Jobs to go as public work is privatised

Friday June 26, 2020

Published by The Border Watch

By Raquel Mustillo

State Government moves to outsource maintenance

SIX full-time positions at Mount Gambier’s Department of Planning, Transport and Infrastructure (DPTI) office could be axed next year as the State Government moves to privatise the management of maintenance at government facilities.

Facilities Services - a government contractor providing planned and unplanned maintenance, minor works, small construction works and property-related services for public buildings - will be outsourced from late 2021.

The facilities management arrangements is overseen by DPTI and provides services for the region’s health, corrections, education and police assets.

As well as grounds and waste management, Facilities Services also provides cleaning, hygiene and security services, energy, water and waste services and hazardous materials management.

In Mount Gambier, six full-time positions and contractors employed by the service could be lost by December 2021.

A Transport Department spokesperson said under the new model, suitably qualified sub-contractors will be responsible for facilities management and project work and local sub-contractors will continue to be used. 

“DPTI have recently started a market sounding process, following which a procurement process with a lengthy transition period will occur,” the spokesperson said.

“Importantly, existing arrangements, including the provision of service under the current Across Government Facilities Management Arrangements will remain in place until late 2021.
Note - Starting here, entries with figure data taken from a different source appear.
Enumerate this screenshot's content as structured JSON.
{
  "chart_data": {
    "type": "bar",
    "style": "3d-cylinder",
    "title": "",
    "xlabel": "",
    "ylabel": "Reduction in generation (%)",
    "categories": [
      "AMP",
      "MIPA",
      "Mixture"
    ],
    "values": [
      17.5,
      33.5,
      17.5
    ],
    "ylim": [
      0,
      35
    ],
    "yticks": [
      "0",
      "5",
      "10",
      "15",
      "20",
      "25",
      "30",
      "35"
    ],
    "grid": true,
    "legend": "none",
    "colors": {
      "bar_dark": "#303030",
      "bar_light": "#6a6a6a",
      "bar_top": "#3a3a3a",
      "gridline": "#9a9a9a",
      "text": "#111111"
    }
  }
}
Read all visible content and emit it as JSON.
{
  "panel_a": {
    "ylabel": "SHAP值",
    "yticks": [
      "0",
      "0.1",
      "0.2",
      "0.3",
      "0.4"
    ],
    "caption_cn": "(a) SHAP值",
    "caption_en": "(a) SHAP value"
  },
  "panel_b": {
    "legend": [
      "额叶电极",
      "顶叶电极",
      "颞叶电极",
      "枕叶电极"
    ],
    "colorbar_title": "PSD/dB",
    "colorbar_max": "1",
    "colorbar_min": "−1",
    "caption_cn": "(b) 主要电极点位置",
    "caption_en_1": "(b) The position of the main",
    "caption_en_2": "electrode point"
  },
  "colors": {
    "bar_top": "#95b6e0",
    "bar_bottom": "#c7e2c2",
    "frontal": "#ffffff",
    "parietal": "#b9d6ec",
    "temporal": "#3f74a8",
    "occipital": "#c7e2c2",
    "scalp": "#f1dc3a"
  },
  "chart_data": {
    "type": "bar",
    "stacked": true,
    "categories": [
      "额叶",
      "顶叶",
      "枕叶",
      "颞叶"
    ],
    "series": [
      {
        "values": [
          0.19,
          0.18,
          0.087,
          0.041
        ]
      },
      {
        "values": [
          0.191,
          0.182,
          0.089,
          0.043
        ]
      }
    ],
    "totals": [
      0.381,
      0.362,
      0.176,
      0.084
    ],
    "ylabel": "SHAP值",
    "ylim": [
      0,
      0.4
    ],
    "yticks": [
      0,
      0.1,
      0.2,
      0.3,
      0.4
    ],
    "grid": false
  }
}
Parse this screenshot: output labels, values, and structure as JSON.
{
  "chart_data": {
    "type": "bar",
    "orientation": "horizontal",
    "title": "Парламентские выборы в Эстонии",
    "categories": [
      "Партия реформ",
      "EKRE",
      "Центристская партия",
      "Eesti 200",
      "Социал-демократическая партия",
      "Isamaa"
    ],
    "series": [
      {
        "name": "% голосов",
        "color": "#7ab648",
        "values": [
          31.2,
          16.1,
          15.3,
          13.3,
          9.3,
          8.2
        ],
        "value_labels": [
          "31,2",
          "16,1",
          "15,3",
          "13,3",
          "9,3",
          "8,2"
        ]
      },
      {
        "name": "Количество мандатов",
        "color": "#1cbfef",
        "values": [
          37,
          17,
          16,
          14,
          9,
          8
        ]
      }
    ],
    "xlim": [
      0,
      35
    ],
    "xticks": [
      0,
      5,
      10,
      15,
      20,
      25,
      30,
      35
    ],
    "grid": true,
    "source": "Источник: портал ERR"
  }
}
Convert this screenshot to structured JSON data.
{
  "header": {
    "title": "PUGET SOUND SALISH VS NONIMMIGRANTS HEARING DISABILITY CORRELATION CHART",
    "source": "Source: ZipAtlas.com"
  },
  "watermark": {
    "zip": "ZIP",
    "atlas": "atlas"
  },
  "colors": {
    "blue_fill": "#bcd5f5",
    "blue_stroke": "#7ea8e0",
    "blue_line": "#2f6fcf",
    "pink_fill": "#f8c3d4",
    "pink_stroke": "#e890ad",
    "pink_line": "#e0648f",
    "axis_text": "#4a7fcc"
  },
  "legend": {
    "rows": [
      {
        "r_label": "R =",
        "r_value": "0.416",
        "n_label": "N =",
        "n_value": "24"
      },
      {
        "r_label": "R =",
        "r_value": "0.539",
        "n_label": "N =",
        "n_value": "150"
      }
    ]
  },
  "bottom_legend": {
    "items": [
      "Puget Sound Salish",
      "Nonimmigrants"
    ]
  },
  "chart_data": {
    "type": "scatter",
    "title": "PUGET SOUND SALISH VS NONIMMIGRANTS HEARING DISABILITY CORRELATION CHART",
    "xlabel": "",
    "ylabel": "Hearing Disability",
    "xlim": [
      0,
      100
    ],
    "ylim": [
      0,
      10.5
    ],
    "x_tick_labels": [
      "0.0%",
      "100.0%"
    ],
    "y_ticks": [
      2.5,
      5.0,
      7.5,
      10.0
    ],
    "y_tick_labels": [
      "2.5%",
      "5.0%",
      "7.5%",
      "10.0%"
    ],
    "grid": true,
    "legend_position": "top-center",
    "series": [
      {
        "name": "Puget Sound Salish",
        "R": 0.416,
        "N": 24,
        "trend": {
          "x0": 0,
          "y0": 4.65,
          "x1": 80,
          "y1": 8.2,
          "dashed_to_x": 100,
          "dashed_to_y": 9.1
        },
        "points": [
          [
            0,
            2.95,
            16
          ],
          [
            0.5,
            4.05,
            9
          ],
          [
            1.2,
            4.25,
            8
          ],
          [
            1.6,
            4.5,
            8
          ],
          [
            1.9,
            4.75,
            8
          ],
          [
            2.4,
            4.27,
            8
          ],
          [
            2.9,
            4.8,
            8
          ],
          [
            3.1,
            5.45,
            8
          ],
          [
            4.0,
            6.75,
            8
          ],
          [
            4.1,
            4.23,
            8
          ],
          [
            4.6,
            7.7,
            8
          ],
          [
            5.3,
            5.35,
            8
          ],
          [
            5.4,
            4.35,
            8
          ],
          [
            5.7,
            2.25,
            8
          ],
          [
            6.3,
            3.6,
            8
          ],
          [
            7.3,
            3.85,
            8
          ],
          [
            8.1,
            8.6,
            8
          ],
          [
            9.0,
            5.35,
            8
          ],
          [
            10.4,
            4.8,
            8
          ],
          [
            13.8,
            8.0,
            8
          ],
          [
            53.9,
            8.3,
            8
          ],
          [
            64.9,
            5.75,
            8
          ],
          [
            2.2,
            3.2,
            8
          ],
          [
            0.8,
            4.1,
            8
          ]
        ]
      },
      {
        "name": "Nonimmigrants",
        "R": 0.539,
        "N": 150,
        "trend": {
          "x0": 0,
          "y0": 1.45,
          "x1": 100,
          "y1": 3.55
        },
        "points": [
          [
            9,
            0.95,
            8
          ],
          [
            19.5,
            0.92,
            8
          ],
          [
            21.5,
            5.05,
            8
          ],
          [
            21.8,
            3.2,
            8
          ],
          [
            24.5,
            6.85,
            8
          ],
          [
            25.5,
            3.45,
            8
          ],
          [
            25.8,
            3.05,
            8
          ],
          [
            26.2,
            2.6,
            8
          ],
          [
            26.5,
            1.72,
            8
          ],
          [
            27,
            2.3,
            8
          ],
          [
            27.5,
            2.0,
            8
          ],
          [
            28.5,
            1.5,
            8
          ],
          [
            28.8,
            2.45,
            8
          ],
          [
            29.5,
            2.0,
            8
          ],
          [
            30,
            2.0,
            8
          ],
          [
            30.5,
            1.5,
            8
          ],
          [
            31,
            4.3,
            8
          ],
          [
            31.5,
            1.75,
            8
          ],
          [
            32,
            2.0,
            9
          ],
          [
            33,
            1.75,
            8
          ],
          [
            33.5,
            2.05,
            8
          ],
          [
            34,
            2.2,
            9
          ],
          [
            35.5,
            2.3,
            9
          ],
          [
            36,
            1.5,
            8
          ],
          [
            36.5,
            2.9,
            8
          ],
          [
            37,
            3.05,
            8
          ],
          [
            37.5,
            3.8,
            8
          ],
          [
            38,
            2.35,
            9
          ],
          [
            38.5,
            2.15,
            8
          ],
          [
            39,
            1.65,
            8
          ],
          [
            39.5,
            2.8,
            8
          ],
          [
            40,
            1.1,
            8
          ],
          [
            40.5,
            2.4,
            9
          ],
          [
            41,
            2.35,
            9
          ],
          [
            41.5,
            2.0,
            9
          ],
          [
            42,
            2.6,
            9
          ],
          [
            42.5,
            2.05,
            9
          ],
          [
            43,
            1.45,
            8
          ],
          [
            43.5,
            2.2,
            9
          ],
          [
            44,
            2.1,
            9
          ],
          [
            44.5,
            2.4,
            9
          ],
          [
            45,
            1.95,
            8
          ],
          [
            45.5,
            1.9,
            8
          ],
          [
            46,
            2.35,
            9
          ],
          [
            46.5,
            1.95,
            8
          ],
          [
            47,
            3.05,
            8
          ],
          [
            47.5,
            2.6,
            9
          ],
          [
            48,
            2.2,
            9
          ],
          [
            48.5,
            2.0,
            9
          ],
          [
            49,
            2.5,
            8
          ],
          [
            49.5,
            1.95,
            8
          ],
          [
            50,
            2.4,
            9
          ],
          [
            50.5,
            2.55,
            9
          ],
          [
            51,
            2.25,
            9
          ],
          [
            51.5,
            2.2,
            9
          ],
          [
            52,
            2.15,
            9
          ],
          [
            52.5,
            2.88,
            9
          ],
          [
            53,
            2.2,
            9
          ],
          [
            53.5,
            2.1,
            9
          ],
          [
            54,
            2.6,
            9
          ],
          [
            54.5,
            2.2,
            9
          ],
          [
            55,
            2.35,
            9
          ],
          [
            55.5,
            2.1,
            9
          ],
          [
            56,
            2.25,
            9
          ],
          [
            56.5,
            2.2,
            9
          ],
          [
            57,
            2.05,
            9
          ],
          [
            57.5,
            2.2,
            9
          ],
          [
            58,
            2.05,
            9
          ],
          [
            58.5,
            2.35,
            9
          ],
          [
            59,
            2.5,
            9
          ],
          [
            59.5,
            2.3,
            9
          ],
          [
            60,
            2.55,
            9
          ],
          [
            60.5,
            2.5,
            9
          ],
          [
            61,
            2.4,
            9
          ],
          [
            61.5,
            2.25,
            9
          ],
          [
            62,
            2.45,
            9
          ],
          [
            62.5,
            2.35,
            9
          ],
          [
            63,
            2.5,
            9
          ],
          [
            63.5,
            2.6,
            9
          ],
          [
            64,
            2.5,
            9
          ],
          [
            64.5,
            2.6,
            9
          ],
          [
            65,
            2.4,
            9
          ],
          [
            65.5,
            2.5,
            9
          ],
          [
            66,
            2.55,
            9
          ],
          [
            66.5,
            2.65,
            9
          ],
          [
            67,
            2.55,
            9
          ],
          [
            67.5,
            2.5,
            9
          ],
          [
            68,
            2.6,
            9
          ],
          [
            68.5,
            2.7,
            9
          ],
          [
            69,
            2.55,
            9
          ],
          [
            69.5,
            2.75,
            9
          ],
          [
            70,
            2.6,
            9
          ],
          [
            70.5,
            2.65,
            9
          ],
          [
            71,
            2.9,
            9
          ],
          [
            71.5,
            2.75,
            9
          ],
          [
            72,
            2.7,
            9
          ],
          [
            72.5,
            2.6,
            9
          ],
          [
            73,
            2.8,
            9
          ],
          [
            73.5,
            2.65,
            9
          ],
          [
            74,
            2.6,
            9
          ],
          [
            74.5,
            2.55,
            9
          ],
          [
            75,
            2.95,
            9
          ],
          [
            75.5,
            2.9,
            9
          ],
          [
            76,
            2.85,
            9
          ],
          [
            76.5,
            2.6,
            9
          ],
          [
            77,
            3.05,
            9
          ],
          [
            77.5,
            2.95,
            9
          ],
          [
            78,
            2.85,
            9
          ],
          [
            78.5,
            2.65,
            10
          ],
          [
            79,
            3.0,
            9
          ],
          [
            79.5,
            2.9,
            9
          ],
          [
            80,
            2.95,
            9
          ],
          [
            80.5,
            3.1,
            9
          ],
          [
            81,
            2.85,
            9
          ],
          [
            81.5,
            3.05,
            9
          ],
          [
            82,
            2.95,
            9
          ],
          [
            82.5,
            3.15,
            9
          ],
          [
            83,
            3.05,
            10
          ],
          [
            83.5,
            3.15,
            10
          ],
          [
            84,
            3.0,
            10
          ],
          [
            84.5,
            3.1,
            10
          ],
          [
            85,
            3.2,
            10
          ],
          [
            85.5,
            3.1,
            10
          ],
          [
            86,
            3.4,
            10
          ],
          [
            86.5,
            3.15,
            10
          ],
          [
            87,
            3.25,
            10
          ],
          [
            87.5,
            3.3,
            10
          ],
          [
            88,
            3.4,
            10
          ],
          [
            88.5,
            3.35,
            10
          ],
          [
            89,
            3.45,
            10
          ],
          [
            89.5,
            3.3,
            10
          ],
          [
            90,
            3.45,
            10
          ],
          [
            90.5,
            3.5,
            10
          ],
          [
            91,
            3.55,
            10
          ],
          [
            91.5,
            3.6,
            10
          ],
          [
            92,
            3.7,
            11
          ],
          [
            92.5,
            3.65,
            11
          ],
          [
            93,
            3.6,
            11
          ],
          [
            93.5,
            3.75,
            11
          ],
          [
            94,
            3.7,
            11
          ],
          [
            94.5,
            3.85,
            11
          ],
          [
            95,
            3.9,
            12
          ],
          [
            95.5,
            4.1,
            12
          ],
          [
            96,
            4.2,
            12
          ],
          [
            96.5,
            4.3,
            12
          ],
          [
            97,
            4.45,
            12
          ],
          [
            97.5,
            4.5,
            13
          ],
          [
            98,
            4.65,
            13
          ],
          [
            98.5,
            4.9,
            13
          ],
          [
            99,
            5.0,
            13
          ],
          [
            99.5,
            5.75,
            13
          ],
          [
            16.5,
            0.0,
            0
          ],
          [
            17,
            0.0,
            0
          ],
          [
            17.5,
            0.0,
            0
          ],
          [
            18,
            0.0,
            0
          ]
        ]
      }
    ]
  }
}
“Until this process has sufficiently progressed, we are unable to determine what impact this will have on impacted DPTI employees.

“DPTI is committed to a genuine and open consultation process in accordance with the provisions of the relevant industrial instruments, including Enterprise Agreements.”

However, the state’s peak public sector union said the decision to privatise the service was a “slap in the face to small businesses in regional areas”.

Public Service Association general secretary Nev Kitchin claimed the contact will go to a large multinational organisation, resulting in significant losses for local contractors.

“When multinationals take over government managed c o ntracts they seek to maximise profits for themselves, often by using their own workers to the exclusion of local contractors,” he said.

“The State Liberal Government says they support regional communities, yet here they are turning their backs on country people when they need more support, not less.

“The public are not in favour of privatisating public services, especially when it means local jobs will be lost and costs will go up.

“That’s exactly what will happen in regional areas if government facility maintenance work is sold off.”

Member for Mount Gambier Troy Bell said the decision would impact the region particularly hard, with smaller contractors, tradespeople and small business operators unable to compete with larger statewide companies.

Mr Bell said larger organisations would “undercut costs to land contracts”.

“Privatisation may mean greater efficiency and competition but it comes at a cost and that’s local jobs and decisions being taken away from the regions they affect,” he said.

“Facing job losses or uncertainty at this current time is disconcerting for anyone and there are six full-time jobs at stake in our local office and many more around the regions.

“From a pool of 8000 contractors DPTI currently uses, this may mean the number will shrink down dramatically to just those bigger operators and those smaller operators and family businesses will miss out.

“Before the last state election, there was a promise by the Liberals that privatisation was not on the agenda.

“That’s why this announcement seems to have flown under the radar.”